Tuesday, August 11th, 2015. Aaron Humes Reporting: Monday’s press release by Citizens Organized for Liberty through Action (COLA) contained bombshell news – Carnival Cruise Lines seemed to be in the midst of a serious conflict with local tourism authorities including the Belize Tourism Board (BTB) concerning its future here.
Ahead of the high season, Carnival informed that two of its ships which make multiple stops in Belize throughout the year would not be calling this year – a total of 14 calls lost out of about 300. So were the reports of millions in lost revenue and imminent trouble in the industry justified and accurate?
No, according to Director of Cruise Operations and Destination Planning, Valdemar Andrade, who hosted the press this afternoon. Carnival’s decision was one of many it makes as it shuffles its “high season” schedule and there are others ready to take up the slack. Any losses would be determined by December when the final schedule is out.
Andrade says the BTB and cruise lines regularly correspond and other issues mentioned in the COLA press release such as tendering and treatment of visitors coming off the ship are noted but not considered deal breakers for their continued business here.
But the Board is working on changing Belize’s image on the ground in the Fort Street Tourism Village, starting with tour guides. 67 guides have specialized licenses to work in the Zone and more guides will be trained in the coming year.
BTB touted its partnership with Small Business Development Center (SBDC) to deliver business development training for all the groups of stakeholders in the Fort George Tourism Zone including hair braiders, tour guides, tour operators, food vendors and craft vendors.

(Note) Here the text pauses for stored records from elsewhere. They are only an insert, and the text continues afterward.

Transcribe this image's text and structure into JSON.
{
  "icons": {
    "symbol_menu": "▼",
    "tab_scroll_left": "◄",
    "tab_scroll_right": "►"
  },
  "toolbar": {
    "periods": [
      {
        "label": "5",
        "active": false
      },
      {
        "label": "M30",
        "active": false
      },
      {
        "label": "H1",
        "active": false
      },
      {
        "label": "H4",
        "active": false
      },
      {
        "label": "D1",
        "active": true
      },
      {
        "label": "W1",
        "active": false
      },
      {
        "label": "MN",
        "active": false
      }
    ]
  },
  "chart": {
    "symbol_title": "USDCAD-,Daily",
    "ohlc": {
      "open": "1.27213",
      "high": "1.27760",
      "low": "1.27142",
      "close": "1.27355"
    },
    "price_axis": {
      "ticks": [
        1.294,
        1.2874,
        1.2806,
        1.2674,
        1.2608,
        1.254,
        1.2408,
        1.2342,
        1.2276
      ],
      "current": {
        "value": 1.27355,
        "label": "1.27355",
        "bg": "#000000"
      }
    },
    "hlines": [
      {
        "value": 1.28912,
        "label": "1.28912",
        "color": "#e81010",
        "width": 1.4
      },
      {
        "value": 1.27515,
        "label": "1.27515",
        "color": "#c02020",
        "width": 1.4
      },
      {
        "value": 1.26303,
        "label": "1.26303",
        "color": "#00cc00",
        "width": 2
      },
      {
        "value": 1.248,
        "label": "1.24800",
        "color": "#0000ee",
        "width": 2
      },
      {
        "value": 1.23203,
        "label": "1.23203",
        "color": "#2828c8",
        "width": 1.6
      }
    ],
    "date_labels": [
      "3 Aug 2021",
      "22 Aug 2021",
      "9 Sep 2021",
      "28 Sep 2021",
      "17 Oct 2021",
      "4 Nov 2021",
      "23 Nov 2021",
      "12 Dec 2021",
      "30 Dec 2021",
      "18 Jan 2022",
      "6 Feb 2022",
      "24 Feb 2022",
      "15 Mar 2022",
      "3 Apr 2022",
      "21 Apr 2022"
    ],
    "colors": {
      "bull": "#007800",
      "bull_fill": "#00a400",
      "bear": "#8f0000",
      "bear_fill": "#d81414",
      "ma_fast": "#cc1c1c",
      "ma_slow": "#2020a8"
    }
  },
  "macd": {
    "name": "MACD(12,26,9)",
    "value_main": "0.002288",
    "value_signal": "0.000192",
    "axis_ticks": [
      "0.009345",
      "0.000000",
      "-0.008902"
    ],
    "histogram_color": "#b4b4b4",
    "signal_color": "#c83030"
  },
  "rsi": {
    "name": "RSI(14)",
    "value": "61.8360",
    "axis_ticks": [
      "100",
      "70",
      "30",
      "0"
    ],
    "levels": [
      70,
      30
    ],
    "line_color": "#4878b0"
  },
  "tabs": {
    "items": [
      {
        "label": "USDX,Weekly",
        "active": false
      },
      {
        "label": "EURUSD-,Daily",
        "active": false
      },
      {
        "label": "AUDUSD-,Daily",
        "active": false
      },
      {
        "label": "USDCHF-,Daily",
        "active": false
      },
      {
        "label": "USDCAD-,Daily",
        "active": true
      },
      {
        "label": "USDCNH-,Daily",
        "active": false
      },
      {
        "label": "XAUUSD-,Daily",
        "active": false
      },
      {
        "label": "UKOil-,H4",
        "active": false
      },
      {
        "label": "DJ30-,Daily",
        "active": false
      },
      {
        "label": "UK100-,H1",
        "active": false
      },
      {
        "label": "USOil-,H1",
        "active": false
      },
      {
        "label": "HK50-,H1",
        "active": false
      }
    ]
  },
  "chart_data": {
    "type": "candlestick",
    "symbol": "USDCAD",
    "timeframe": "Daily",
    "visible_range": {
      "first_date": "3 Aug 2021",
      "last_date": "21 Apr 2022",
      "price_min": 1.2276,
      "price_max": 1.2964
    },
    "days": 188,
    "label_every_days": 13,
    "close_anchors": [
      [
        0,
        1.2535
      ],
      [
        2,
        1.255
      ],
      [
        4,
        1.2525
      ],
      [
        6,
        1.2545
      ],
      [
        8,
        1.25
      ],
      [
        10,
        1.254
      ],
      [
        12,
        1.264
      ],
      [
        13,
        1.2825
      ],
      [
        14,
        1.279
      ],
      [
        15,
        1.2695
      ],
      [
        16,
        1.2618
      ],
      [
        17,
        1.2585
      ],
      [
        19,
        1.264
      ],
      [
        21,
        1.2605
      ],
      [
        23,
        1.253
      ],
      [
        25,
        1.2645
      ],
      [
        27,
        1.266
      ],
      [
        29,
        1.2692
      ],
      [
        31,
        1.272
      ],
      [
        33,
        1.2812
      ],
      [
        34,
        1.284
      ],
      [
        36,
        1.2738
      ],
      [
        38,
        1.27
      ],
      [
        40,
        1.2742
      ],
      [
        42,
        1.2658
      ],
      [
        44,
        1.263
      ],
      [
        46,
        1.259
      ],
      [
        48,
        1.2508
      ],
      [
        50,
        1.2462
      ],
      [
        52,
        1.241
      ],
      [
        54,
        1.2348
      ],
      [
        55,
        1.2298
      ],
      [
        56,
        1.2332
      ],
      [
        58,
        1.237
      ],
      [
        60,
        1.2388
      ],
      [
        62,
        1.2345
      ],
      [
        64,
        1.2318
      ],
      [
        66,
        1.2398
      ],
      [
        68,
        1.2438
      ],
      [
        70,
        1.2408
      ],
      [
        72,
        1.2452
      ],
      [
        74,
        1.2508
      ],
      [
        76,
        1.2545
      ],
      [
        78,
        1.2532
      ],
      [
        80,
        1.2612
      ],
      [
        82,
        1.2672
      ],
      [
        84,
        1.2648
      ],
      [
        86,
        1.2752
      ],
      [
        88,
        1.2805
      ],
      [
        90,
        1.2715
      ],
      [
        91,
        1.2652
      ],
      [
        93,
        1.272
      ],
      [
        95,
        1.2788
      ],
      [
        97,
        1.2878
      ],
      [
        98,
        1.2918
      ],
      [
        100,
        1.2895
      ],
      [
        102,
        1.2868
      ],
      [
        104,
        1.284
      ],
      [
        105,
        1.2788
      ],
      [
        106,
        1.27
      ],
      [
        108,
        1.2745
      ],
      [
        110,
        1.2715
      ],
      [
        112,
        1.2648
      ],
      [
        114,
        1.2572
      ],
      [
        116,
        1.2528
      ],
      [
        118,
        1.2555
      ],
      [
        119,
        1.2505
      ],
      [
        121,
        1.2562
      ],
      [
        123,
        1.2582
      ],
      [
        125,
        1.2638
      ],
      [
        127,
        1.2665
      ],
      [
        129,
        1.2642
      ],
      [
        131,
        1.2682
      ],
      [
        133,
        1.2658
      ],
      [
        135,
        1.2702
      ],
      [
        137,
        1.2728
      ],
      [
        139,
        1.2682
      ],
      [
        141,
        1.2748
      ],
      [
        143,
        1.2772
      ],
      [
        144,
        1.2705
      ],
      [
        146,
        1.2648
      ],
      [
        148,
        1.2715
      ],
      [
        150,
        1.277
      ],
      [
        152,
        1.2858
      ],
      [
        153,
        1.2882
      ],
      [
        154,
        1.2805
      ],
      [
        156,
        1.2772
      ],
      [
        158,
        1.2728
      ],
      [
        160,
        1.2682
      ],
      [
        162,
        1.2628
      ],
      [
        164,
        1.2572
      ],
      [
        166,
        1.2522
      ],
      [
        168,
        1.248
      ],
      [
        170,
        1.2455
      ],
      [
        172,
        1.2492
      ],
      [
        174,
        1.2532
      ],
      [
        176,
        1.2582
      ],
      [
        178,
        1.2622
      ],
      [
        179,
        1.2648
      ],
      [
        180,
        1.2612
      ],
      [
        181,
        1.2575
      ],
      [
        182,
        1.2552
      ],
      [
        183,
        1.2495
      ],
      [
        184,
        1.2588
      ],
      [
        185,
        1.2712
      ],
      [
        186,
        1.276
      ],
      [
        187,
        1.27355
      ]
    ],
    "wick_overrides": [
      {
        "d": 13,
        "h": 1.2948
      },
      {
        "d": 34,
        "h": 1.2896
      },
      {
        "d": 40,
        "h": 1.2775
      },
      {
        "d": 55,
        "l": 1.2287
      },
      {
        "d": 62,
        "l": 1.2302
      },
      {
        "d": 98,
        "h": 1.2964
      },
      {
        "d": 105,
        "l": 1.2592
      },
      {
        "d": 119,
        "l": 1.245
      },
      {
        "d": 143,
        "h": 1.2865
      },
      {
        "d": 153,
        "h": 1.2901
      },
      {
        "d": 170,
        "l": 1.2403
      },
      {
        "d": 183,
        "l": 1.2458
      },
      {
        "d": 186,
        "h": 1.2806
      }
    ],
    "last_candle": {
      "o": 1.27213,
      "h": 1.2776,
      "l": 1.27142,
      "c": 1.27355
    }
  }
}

The training covered topics such as Entrepreneurship, Marketing your Product, Customer Service, Understanding your Customer, and Sales Techniques. Comprehensive enforcement was carried out as of August 1st 2015, where only fully license guides are allowed to now participate in the Fort George Tourism Zone.
While BTB continues to support a proposed cruise port, the ongoing litigation makes it difficult to see when that will come on-stream. It looks increasingly likely that it will not be this year as promised by the Prime Minister. But the Harvest Caye project is under full steam and will be completed by next February.
According to Andrade stakeholders are soon to meet on consultations regarding regulations for the million-dollar industry which may become legislation. The Cruise Ship Passenger Tax also known as head tax has been legitimized and the Board’s portion is being used to further fund industry development.